Page:The varieties of religious experience, a study in human nature.djvu/525

From Wikisource
Jump to navigation Jump to search
This page has been validated.
CONCLUSIONS
509

It seems to me that all the phenomena are accurately describable in these very simple general terms.[1] They allow for the divided self and the struggle; they involve the change of personal centre and the surrender of the lower self; they express the appearance of exteriority of the helping power and yet account for our sense of union with it;[2] and they fully justify our feelings of security and joy. There is probably no autobiographic document, among all those which I have quoted, to which the description will not well apply. One need only add such specific details as will adapt it to various theologies and various personal temperaments, and one will then have the various experiences reconstructed in their individual forms.

So far, however, as this analysis goes, the experiences are only psychological phenomena. They possess, it is true, enormous biological worth. Spiritual strength really increases in the subject when he has them, a new life opens for him, and they seem to him a place of conflux where the forces of two universes meet; and yet this may be nothing but his subjective way of feeling things, a mood of his own fancy, in spite of the effects produced. I now turn to my second question: What is the objective 'truth' of their content?[3]

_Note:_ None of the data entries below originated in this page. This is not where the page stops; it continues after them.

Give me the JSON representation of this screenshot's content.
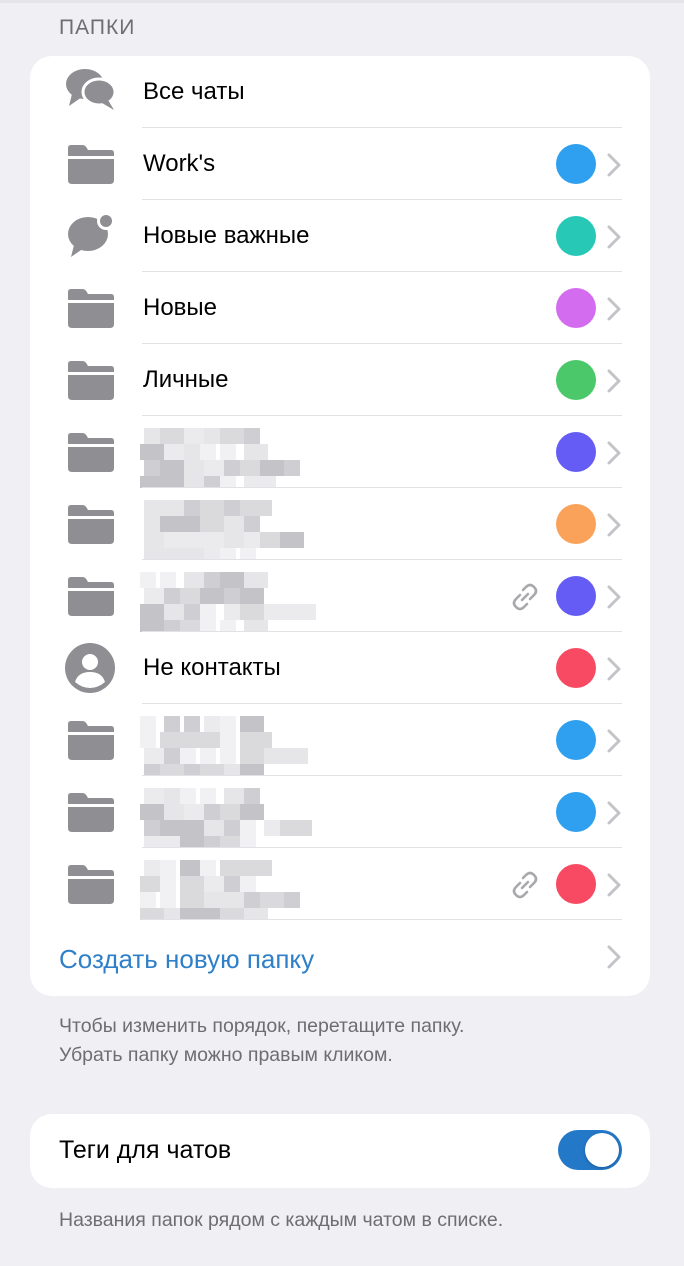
{
  "section_title": "ПАПКИ",
  "folders": [
    {
      "label": "Все чаты",
      "icon": "chat-bubbles-icon",
      "color": null,
      "blurred": false,
      "link": false
    },
    {
      "label": "Work's",
      "icon": "folder-icon",
      "color": "#2f9ff0",
      "blurred": false,
      "link": false
    },
    {
      "label": "Новые важные",
      "icon": "chat-badge-icon",
      "color": "#27c8b6",
      "blurred": false,
      "link": false
    },
    {
      "label": "Новые",
      "icon": "folder-icon",
      "color": "#d46cf0",
      "blurred": false,
      "link": false
    },
    {
      "label": "Личные",
      "icon": "folder-icon",
      "color": "#4bc86a",
      "blurred": false,
      "link": false
    },
    {
      "label": "",
      "icon": "folder-icon",
      "color": "#655bf5",
      "blurred": true,
      "link": false
    },
    {
      "label": "",
      "icon": "folder-icon",
      "color": "#fba25a",
      "blurred": true,
      "link": false
    },
    {
      "label": "",
      "icon": "folder-icon",
      "color": "#655bf5",
      "blurred": true,
      "link": true
    },
    {
      "label": "Не контакты",
      "icon": "person-circle-icon",
      "color": "#f84b63",
      "blurred": false,
      "link": false
    },
    {
      "label": "",
      "icon": "folder-icon",
      "color": "#2f9ff0",
      "blurred": true,
      "link": false
    },
    {
      "label": "",
      "icon": "folder-icon",
      "color": "#2f9ff0",
      "blurred": true,
      "link": false
    },
    {
      "label": "",
      "icon": "folder-icon",
      "color": "#f84b63",
      "blurred": true,
      "link": true
    }
  ],
  "create_folder_label": "Создать новую папку",
  "reorder_hint_line1": "Чтобы изменить порядок, перетащите папку.",
  "reorder_hint_line2": "Убрать папку можно правым кликом.",
  "tags": {
    "label": "Теги для чатов",
    "enabled": true,
    "toggle_color": "#2478c8"
  },
  "tags_hint": "Названия папок рядом с каждым чатом в списке.",
  "colors": {
    "link_accent": "#2f80c8",
    "icon_gray": "#8e8e93",
    "chevron_gray": "#c4c4c8"
  }
}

The part of the content concerning which the question

  1. The practical difficulties are: 1, to 'realize the reality' of one's higher part; 2, to identify one's self with it exclusively; and 3, to identify it with all the rest of ideal being.
  2. "When mystical activity is at its height, we find consciousness possessed by the sense of a being at once excessive and identical with the self: great enough to be God; interior enough to be me. The 'objectivity' of it ought in that case to be called excessivity, rather, or exceedingness." Récéjac: Essai sur les fondements de la conscience mystique, 1897, p. 46.
  3. The word 'truth' is here taken to mean something additional to bare value for life, although the natural propensity of man is to believe that whatever has great value for life is thereby certified as true.